Situated 17 kilometres north of the Newcastle city centre at 1-2 Technology Place, Williamtown, the property comprises three lots incorporating six stand-alone buildings, including light industrial with on-ground and decked car parking. The total size of the property is 22,298 square metres.
The property, originally developed in 2014 by WAC Holdings, has been designed to serve as a premier defence office park precinct and is fully occupied, with a weighted average lease expiry of 3.9 years by income. The diverse set of tenants provide services to the defence sector, ranging from multinationals such as Boeing, Raytheon and Lockheed Martin, to specialised niche service providers and a medical clinic.
Ms Nikki Panagopoulos, fund manager of the circa. $623 million Diversified Property Fund said investors will benefit from the increased exposure to the resilient defence sector, a beneficiary of Federal Government support.

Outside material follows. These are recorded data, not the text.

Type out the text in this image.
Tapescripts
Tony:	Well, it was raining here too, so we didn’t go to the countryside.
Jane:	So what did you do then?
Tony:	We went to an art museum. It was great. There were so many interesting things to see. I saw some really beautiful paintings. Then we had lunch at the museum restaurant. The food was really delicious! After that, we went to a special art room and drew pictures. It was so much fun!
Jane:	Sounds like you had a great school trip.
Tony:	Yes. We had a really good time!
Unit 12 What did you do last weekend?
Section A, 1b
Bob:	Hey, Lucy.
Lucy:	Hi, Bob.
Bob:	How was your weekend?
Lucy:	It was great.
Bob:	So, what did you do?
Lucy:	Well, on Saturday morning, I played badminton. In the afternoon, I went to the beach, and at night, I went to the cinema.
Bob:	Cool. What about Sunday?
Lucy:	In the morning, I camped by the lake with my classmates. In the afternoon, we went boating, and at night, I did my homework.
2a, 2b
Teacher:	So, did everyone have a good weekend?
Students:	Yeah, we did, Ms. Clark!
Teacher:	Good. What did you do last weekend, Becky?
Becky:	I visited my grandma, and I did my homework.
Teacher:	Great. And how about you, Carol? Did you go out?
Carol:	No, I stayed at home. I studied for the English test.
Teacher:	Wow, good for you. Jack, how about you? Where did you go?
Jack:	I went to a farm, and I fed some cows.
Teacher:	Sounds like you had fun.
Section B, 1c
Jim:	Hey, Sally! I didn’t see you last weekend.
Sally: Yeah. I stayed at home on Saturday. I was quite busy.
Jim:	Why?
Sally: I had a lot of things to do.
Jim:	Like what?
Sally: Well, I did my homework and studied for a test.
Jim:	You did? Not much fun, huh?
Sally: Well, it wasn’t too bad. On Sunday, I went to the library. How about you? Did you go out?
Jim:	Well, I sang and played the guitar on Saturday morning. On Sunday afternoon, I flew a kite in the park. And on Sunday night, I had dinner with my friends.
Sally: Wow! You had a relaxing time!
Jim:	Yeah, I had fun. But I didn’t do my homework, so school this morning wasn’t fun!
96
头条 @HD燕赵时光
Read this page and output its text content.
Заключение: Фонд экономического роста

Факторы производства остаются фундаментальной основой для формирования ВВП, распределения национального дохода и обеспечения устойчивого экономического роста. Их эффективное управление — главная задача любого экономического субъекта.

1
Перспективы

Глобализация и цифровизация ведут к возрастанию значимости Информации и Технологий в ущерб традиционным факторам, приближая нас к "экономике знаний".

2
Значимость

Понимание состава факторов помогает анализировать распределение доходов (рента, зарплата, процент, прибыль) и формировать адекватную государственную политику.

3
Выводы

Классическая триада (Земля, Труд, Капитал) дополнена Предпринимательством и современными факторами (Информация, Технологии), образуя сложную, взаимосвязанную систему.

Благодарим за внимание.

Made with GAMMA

“This acquisition in Williamtown, combined with the recently acquired Centre of Defence in Osborne, South Australia, is an important part of our strategy to diversify the Fund’s tenant base and cement sustainable investor earnings via access to defence sector income,” Ms Panagopoulos said.
“Whilst the property is currently occupied by defence industry supporting tenants, the location of the property, the design of the buildings, abundance of car parking and the rental rates makes it a property ideally situated for any commercial tenant in the future."
The Fund’s active management strategy has seen it recently complete a capital raise, continue to progress its development pipeline and divest an industrial property in Richlands, Queensland.
The Fund’s portfolio now includes eleven properties ranging from industrial warehouses to neighbourhood retail and convenience centres, and metropolitan office properties. The Fund has continued to deliver stable and consistent returns despite current volatility, thanks to its exposure to defensive tenants providing essential services including; defence, supermarkets, pharmacies, food retailing, ecommerce and warehousing.
As at 31 May 2021, the Fund’s one-year total return was 22.62% (9.96% distribution return, 12.66% growth return), its three-year total return was 14.28% pa (7.97% pa distribution return, 6.31% pa growth return) and its five-year total return was 14.95% pa (8.06% pa distribution return, 6.89% pa growth return). 1
1 Performance numbers are net of fees and expenses. Past performance is not a reliable indicator of future performance.